I schlepped around 11 exhibitions yesterday, the kind of marathon I have only tried in foreign cities before . Highlights from visual arts on show in the Wellington region right now include...
  • Rosemary McLeod's dolls at Bowen Gallery. Twenty or so rag dolls all called Eleanor Page and far more glamourous than most rag dolls and far more interesting than most contemporary dolls I've seen. It is a nice development from Ms McLeod's work collecting, curating and writing about women's fabric crafts in early 20th century New Zealand. Each doll is exquisitely detailed with shoes, bags, dresses, coats, hats, jewellery, faces and flowing hair mostly using vintage materials. They cost $1600 dollars each and about half a dozen had red stickers by them.
  • The World From Above photos by Yann Artus-Bertrand at Waitangi Park. I've seen some of these photos before and loved them, especially the bales of cotton that look like hydrangas until you see the man sprawled on one of them and suddenly your sense of scale shifts. It seemed like hundreds of ariel photos were on display in the park, set up ingeniously to survive as a 24 hours/all weather exhibition. It was an overwhelming amount to look at and even though I whizzed round every image, I hope to get back there before it leaves to give the second half the attention it deserves.
  • Len Lye's latest posthumous work, the Water Whirler. I was lucky to happen by in time for one of the hourly performances because when it's not going you wouldn't know it's there. On the hour though, the pole on a platform in the harbour starts to gyrate and spray water in wonderful patterns. It was gorgeous in the sunlight, and I expect would be even better by night.
  • New Light Through Old Windows, ceramics by Lucy Green at Roar! Gallery. Roar! is a showcase for outsider art which can all too often (in my experience) mean not-very-well-realised/conceptualised art. But this little show was charming, clever and satisfying. Plinth-top villages of little ceramic buildings glow invitingly through tiny windows, evocative of lamps at the end of a journey through snow or desert. Since I am trying to figure out internal lighting for books-in-the-making I was interested to see how Ms Green lit her works. From what I could tell, she is sticking christmas lights through holes in the plinths. Not going to work for me, but it certainly works for these pieces.
  • I also saw a selection of photographs by contemporary New Zealand photographers at Pataka, which included one of my favourite photographs ever.
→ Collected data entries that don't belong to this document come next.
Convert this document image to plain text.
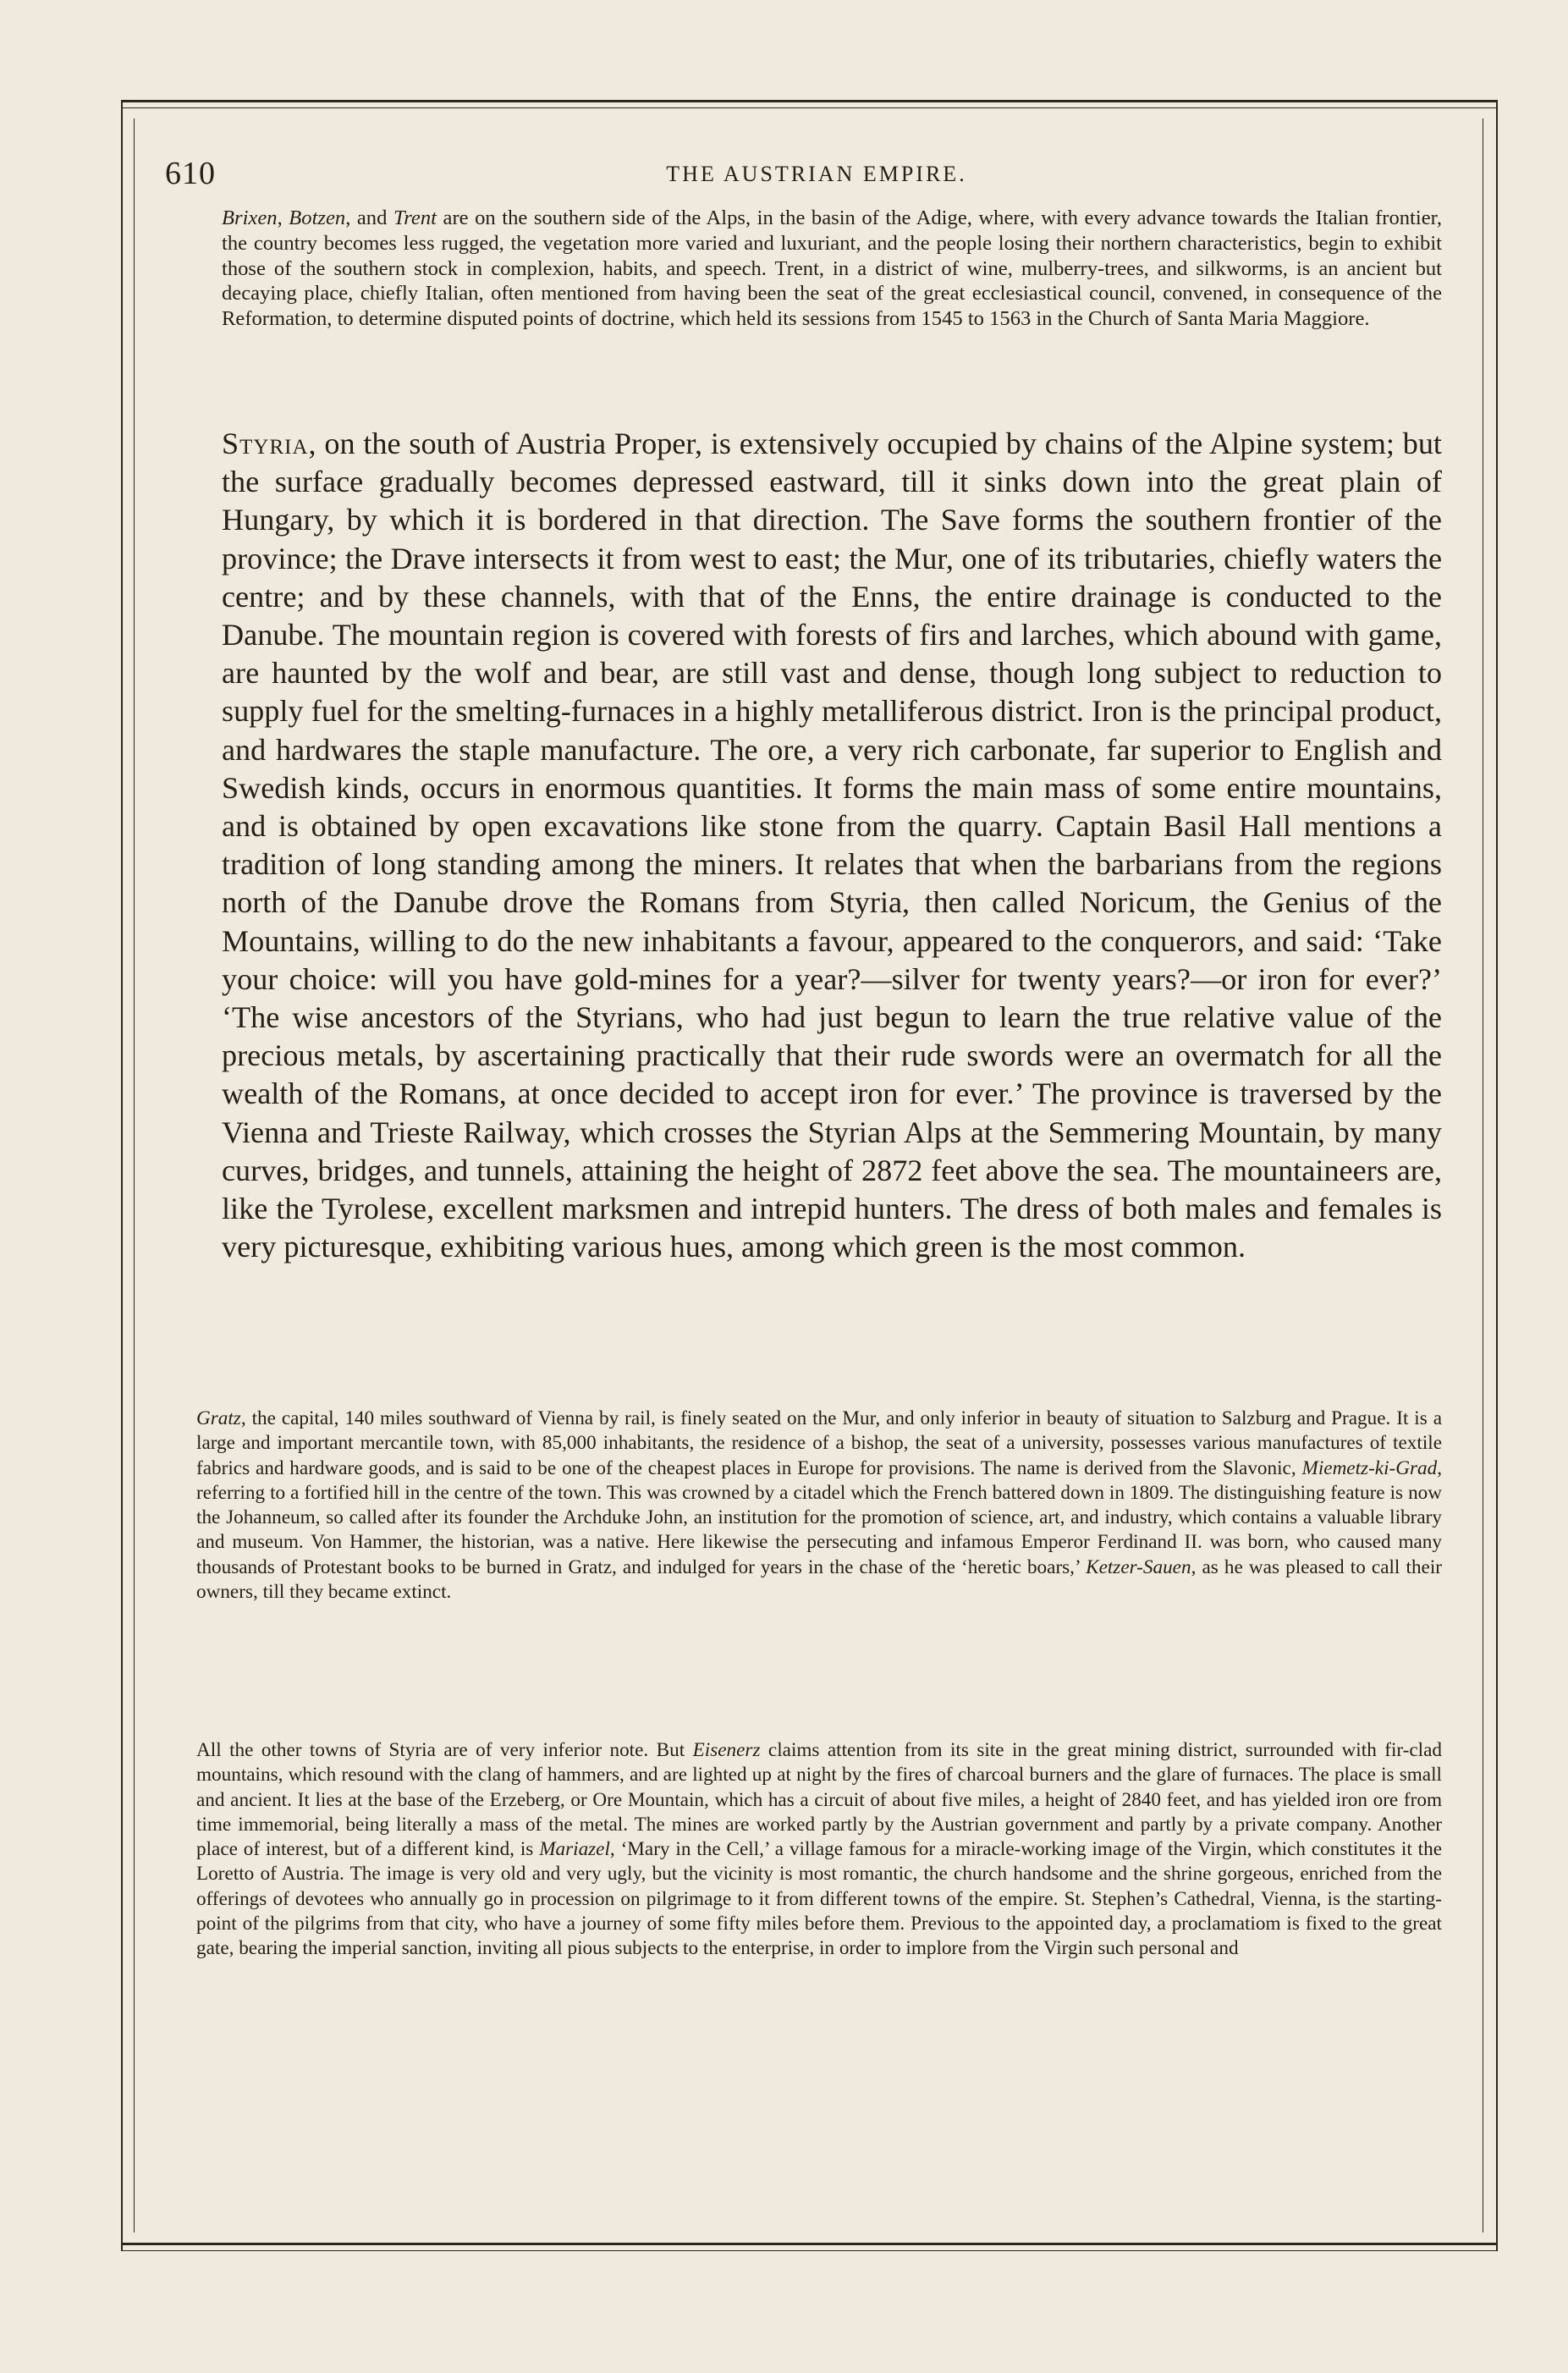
610	THE AUSTRIAN EMPIRE.

Brixen, Botzen, and Trent are on the southern side of the Alps, in the basin of the Adige, where, with every advance towards the Italian frontier, the country becomes less rugged, the vegetation more varied and luxuriant, and the people losing their northern characteristics, begin to exhibit those of the southern stock in complexion, habits, and speech. Trent, in a district of wine, mulberry-trees, and silkworms, is an ancient but decaying place, chiefly Italian, often mentioned from having been the seat of the great ecclesiastical council, convened, in consequence of the Reformation, to determine disputed points of doctrine, which held its sessions from 1545 to 1563 in the Church of Santa Maria Maggiore.

Styria, on the south of Austria Proper, is extensively occupied by chains of the Alpine system; but the surface gradually becomes depressed eastward, till it sinks down into the great plain of Hungary, by which it is bordered in that direction. The Save forms the southern frontier of the province; the Drave intersects it from west to east; the Mur, one of its tributaries, chiefly waters the centre; and by these channels, with that of the Enns, the entire drainage is conducted to the Danube. The mountain region is covered with forests of firs and larches, which abound with game, are haunted by the wolf and bear, are still vast and dense, though long subject to reduction to supply fuel for the smelting-furnaces in a highly metalliferous district. Iron is the principal product, and hardwares the staple manufacture. The ore, a very rich carbonate, far superior to English and Swedish kinds, occurs in enormous quantities. It forms the main mass of some entire mountains, and is obtained by open excavations like stone from the quarry. Captain Basil Hall mentions a tradition of long standing among the miners. It relates that when the barbarians from the regions north of the Danube drove the Romans from Styria, then called Noricum, the Genius of the Mountains, willing to do the new inhabitants a favour, appeared to the conquerors, and said: ‘Take your choice: will you have gold-mines for a year?—silver for twenty years?—or iron for ever?’ ‘The wise ancestors of the Styrians, who had just begun to learn the true relative value of the precious metals, by ascertaining practically that their rude swords were an overmatch for all the wealth of the Romans, at once decided to accept iron for ever.’ The province is traversed by the Vienna and Trieste Railway, which crosses the Styrian Alps at the Semmering Mountain, by many curves, bridges, and tunnels, attaining the height of 2872 feet above the sea. The mountaineers are, like the Tyrolese, excellent marksmen and intrepid hunters. The dress of both males and females is very picturesque, exhibiting various hues, among which green is the most common.

Gratz, the capital, 140 miles southward of Vienna by rail, is finely seated on the Mur, and only inferior in beauty of situation to Salzburg and Prague. It is a large and important mercantile town, with 85,000 inhabitants, the residence of a bishop, the seat of a university, possesses various manufactures of textile fabrics and hardware goods, and is said to be one of the cheapest places in Europe for provisions. The name is derived from the Slavonic, Miemetz-ki-Grad, referring to a fortified hill in the centre of the town. This was crowned by a citadel which the French battered down in 1809. The distinguishing feature is now the Johanneum, so called after its founder the Archduke John, an institution for the promotion of science, art, and industry, which contains a valuable library and museum. Von Hammer, the historian, was a native. Here likewise the persecuting and infamous Emperor Ferdinand II. was born, who caused many thousands of Protestant books to be burned in Gratz, and indulged for years in the chase of the ‘heretic boars,’ Ketzer-Sauen, as he was pleased to call their owners, till they became extinct.

All the other towns of Styria are of very inferior note. But Eisenerz claims attention from its site in the great mining district, surrounded with fir-clad mountains, which resound with the clang of hammers, and are lighted up at night by the fires of charcoal burners and the glare of furnaces. The place is small and ancient. It lies at the base of the Erzeberg, or Ore Mountain, which has a circuit of about five miles, a height of 2840 feet, and has yielded iron ore from time immemorial, being literally a mass of the metal. The mines are worked partly by the Austrian government and partly by a private company. Another place of interest, but of a different kind, is Mariazel, ‘Mary in the Cell,’ a village famous for a miracle-working image of the Virgin, which constitutes it the Loretto of Austria. The image is very old and very ugly, but the vicinity is most romantic, the church handsome and the shrine gorgeous, enriched from the offerings of devotees who annually go in procession on pilgrimage to it from different towns of the empire. St. Stephen’s Cathedral, Vienna, is the starting-point of the pilgrims from that city, who have a journey of some fifty miles before them. Previous to the appointed day, a proclamatiom is fixed to the great gate, bearing the imperial sanction, inviting all pious subjects to the enterprise, in order to implore from the Virgin such personal and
Wilhelmina Bay, Antartica by Anne Noble is divided in half horizontally. Above is the shining, awesome, barren splendour of Antartic coast and silver sea, juxtaposed below is the dark, wet deck of a cruise ship with mundane white plastic chairs arranged around tables spread with linen and jugs of water. An image as mind blowing (to me) as the best of Yann Artus-Bertrand. (For a selection of other Anne Noble photos of Antartica, look here).
  • I admit, I have a thing for Antartica so seeing the little ceramics show at the Hirschfield Gallery by Raewyn Atkinson was also very pleasing. Delicate white casts of tin cans and other objects evoke the early Antartic expeditions with rust coloured text and images transferred onto the ceramic surfaces. To enter the gallery you had to crunch across a band of broken china, like icy snow, entering an alien environment.